Critics of the law argue that it does not do enough to weaken developer influence because it does not prohibit them from contributing to independent expenditure committees, which the city cannot legally restrict. And it also does not apply to major subcontractors. Others complained the two-year gap before the law takes effect will allow incumbent members to continue collecting developer contributions.

Real estate developer Tom Gilmore called the new ordinance “a nice PR stunt at best.” He told the Times that as long as the city doesn’t bar developers from raising money for individual candidates, it’s “all form and no substance.”

“I don’t think it’s meaningful to block developers from giving $800 checks [to candidates] while still allowing them to raise $20,000,” he said.

The idea was first presented in 2016, but it gained new momentum after the FBI raided the offices of Councilman Jose Huizar in November 2018 in search of fundraising records.

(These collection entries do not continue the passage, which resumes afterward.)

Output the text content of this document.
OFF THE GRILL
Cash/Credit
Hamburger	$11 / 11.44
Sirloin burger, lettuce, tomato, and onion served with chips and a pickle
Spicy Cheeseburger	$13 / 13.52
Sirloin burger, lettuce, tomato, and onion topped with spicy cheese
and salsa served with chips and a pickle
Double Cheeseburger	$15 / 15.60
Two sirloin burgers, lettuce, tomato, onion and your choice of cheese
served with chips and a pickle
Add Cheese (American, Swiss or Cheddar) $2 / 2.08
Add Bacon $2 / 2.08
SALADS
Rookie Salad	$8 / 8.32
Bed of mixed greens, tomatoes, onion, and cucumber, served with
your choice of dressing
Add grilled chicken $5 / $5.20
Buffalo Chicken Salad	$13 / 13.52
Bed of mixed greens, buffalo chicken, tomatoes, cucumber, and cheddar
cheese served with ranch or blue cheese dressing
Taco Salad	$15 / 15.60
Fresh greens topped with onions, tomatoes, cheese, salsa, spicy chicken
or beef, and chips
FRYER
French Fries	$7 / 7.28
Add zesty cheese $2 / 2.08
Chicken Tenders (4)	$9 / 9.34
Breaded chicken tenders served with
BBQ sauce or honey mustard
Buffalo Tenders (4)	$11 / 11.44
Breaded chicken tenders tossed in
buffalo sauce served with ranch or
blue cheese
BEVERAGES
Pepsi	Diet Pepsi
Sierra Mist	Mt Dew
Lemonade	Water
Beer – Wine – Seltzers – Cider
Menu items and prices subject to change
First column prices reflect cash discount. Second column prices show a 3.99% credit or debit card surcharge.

Huizar was chairman of the Planning, Land Use Management Committee, which oversees development decisions, but he was removed from all of his committee appointments. According to reports, FBI agents took boxes of documents, including a box labeled “fundraising.” The bureau has not clarified the specifics of the investigations, and Huizar has not been charged or arrested. 

The raids and investigation into Huizar were part of a larger probe into corruption at city hall, which later involved Councilman Curren Price and a senior aide to Councilman Herb Wesson, and other city officials and business figures. 

City officials have also recognized the General Plan needs to be updated, but the current system for campaign contributions might be incentivizing them not to make that a big priority. If they update the zoning codes, a majority of developers would be able to build their projects through a much quicker approval process without as much scrutiny. But as it stands, many need to ask for permission from city officials, giving them an upper hand.

Councilman David Ryu, who initiated the restrictions, plans to pursue more reform measures.